Ems Jazz Festival

Greven

Von Stefan Pieper. Well done, kann man hier nur sagen! Das Ems Jazz Festival hat sich in nur drei Jahren als Jazzereignis von erheblicher Ausstrahlung etabliert. Es hat sich gelohnt, von Anfang an groß, also im internationalen Format, zu denken. Die aktuelle Ausgabe bestätigte eindrucksvoll den Mehrwert, wenn zusammen mit tatkräftigen Sponsoren und Förderinstitutionen in die Kultur investiert wird.

Leider war mir nur am dritten Festivaltag ein Besuch möglich, aber dieser erzeugte schon direkt beim Betreten der Location einen faszinierenden Kontrast zwischen der Betulichkeit einer sonntagnachmittäglichen Kleinstadt und einer fast transzendentalen Atmosphäre. Die Band Mother unter Leitung von Athina Kontou bewegt sich gekonnt zwischen der kulturellen Verankerung der griechischen Bandleaderin und avantgardistischer Improvisationskunst auf High-End-Niveau – was in dieser Kombination spirituelle Tiefe offenbarte. Athina Kontou lenkt die Geschicke mit ihrem präsenten Bass, damit die Klangwelt ihrer Band alle möglichen Elemente von südosteuropäischen, aber auch nahöstlichen Kulturen wie in einem Brennglas bündelt. Tradierte Lieder des Rembetiko künden von gebrochenen Herzen und seelischen Abgründen. Armenische Volksliedbearbeitungen und revolutionäre Lieder von Mikis Theodorakis bezeugen den Reichtum kultureller Bezugsfelder in Kontous Heimat. Luise Volkmann bildete auf ihrem Sopransaxofon die Klangfarben dieser Musikstile faszinierend authentisch ab. Noch reicher wurde die musikalische Reflexion über Fremdsein und Ankommen durch den Pianisten Lukas Leidinger und den Schlagzeuger Dominic Mahning, einen hochsensiblen Rhythmiker, der manchmal auch mit bloßen Händen sein ganzes Drumset in Schwingung versetzte.

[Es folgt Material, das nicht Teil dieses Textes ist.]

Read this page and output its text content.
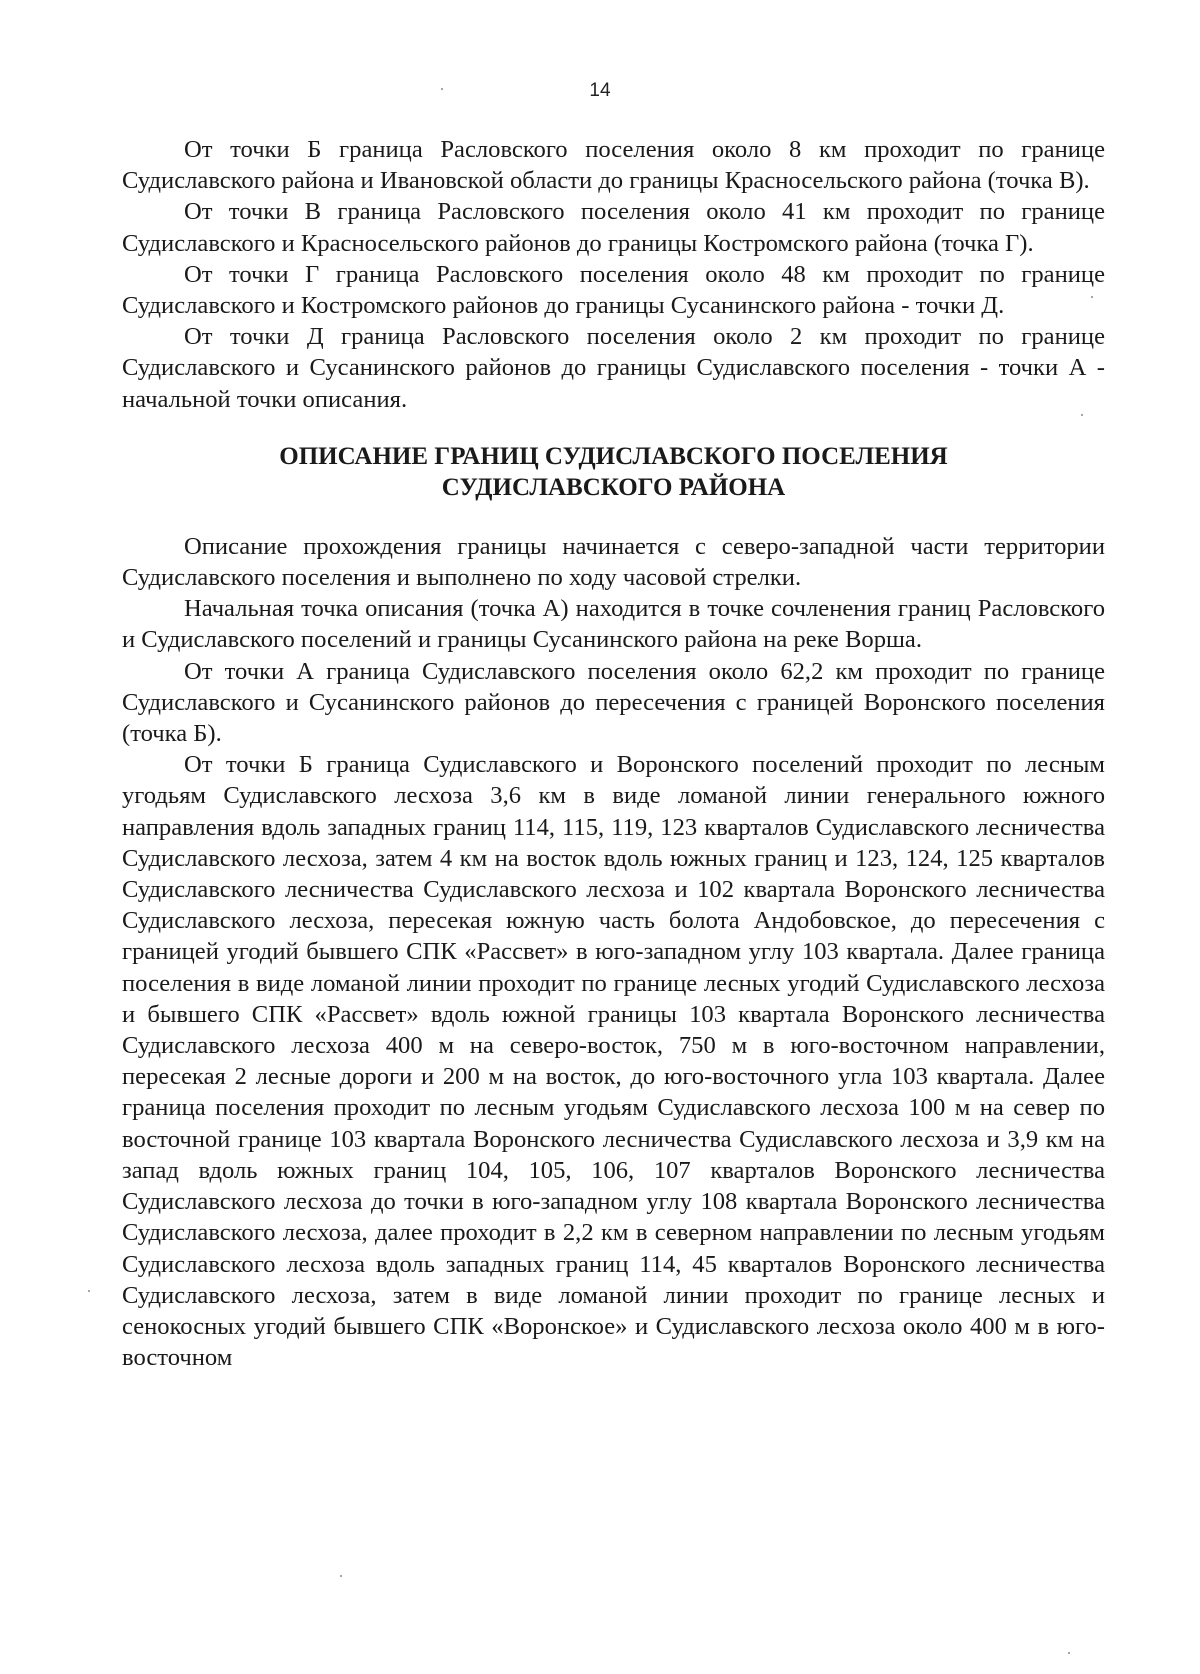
14

От точки Б граница Расловского поселения около 8 км проходит по границе Судиславского района и Ивановской области до границы Красносельского района (точка В).

От точки В граница Расловского поселения около 41 км проходит по границе Судиславского и Красносельского районов до границы Костромского района (точка Г).

От точки Г граница Расловского поселения около 48 км проходит по границе Судиславского и Костромского районов до границы Сусанинского района - точки Д.

От точки Д граница Расловского поселения около 2 км проходит по границе Судиславского и Сусанинского районов до границы Судиславского поселения - точки А - начальной точки описания.

ОПИСАНИЕ ГРАНИЦ СУДИСЛАВСКОГО ПОСЕЛЕНИЯ
СУДИСЛАВСКОГО РАЙОНА

Описание прохождения границы начинается с северо-западной части территории Судиславского поселения и выполнено по ходу часовой стрелки.

Начальная точка описания (точка А) находится в точке сочленения границ Расловского и Судиславского поселений и границы Сусанинского района на реке Ворша.

От точки А граница Судиславского поселения около 62,2 км проходит по границе Судиславского и Сусанинского районов до пересечения с границей Воронского поселения (точка Б).

От точки Б граница Судиславского и Воронского поселений проходит по лесным угодьям Судиславского лесхоза 3,6 км в виде ломаной линии генерального южного направления вдоль западных границ 114, 115, 119, 123 кварталов Судиславского лесничества Судиславского лесхоза, затем 4 км на восток вдоль южных границ и 123, 124, 125 кварталов Судиславского лесничества Судиславского лесхоза и 102 квартала Воронского лесничества Судиславского лесхоза, пересекая южную часть болота Андобовское, до пересечения с границей угодий бывшего СПК «Рассвет» в юго-западном углу 103 квартала. Далее граница поселения в виде ломаной линии проходит по границе лесных угодий Судиславского лесхоза и бывшего СПК «Рассвет» вдоль южной границы 103 квартала Воронского лесничества Судиславского лесхоза 400 м на северо-восток, 750 м в юго-восточном направлении, пересекая 2 лесные дороги и 200 м на восток, до юго-восточного угла 103 квартала. Далее граница поселения проходит по лесным угодьям Судиславского лесхоза 100 м на север по восточной границе 103 квартала Воронского лесничества Судиславского лесхоза и 3,9 км на запад вдоль южных границ 104, 105, 106, 107 кварталов Воронского лесничества Судиславского лесхоза до точки в юго-западном углу 108 квартала Воронского лесничества Судиславского лесхоза, далее проходит в 2,2 км в северном направлении по лесным угодьям Судиславского лесхоза вдоль западных границ 114, 45 кварталов Воронского лесничества Судиславского лесхоза, затем в виде ломаной линии проходит по границе лесных и сенокосных угодий бывшего СПК «Воронское» и Судиславского лесхоза около 400 м в юго-восточном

Einst beherbergte die große Halle das Ballenlager einer Textilfabrik – der beeindruckende Bau geht aus dem Strukturwandel hervor, wie er für das Münsterland typisch ist. Großes Lob gilt der Kulturinitiative Greven, die nicht zuletzt mit diesem Festival dieses architektonische Renommierobjekt nicht allein der kommerziellen Verwertung überlässt. Wie aufnahmefähig das Publikum hier ist, bewies im Weiteren ein empfindsames, über eineinhalb Stunden dauerndes Solo-Klavierrezital des israelischen Pianisten Nitai Hershkovits, der auch in Avishai Cohens Band spielt. Hershkovits verzichtete auf plakative Showgesten und entführte dafür umso mehr in die großen Erzählungen des Jazz. Spurenelemente aus der Klassik ließ er feinfühlig einfließen und bot so manche Hommage an epische Geschichtenerzähler wie die Filmkomponisten Nino Rota und Ennio Morricone. Hershkovits verarbeitete dieses ganze ikonische Material so, dass es dazu einlud, noch sensibler in die Tiefenschichten von Musik einzutauchen. Die zahlreichen internationalen Bands und auch Exklusivauftritte beim diesjährigen Ems Jazz zogen zum Finale in die vibrierende selbstbewusste Londoner Jazzszene hinein – mit einem energetischen Feuerwerk der Dream-Band des britischen Saxofonisten Alex Hitchcock. Auch dafür lohnte es sich, das heimische Sofa zu verlassen und in Livemusik einzutauchen, von der man hoffentlich auch weiterhin viel aus Greven vernehmen wird.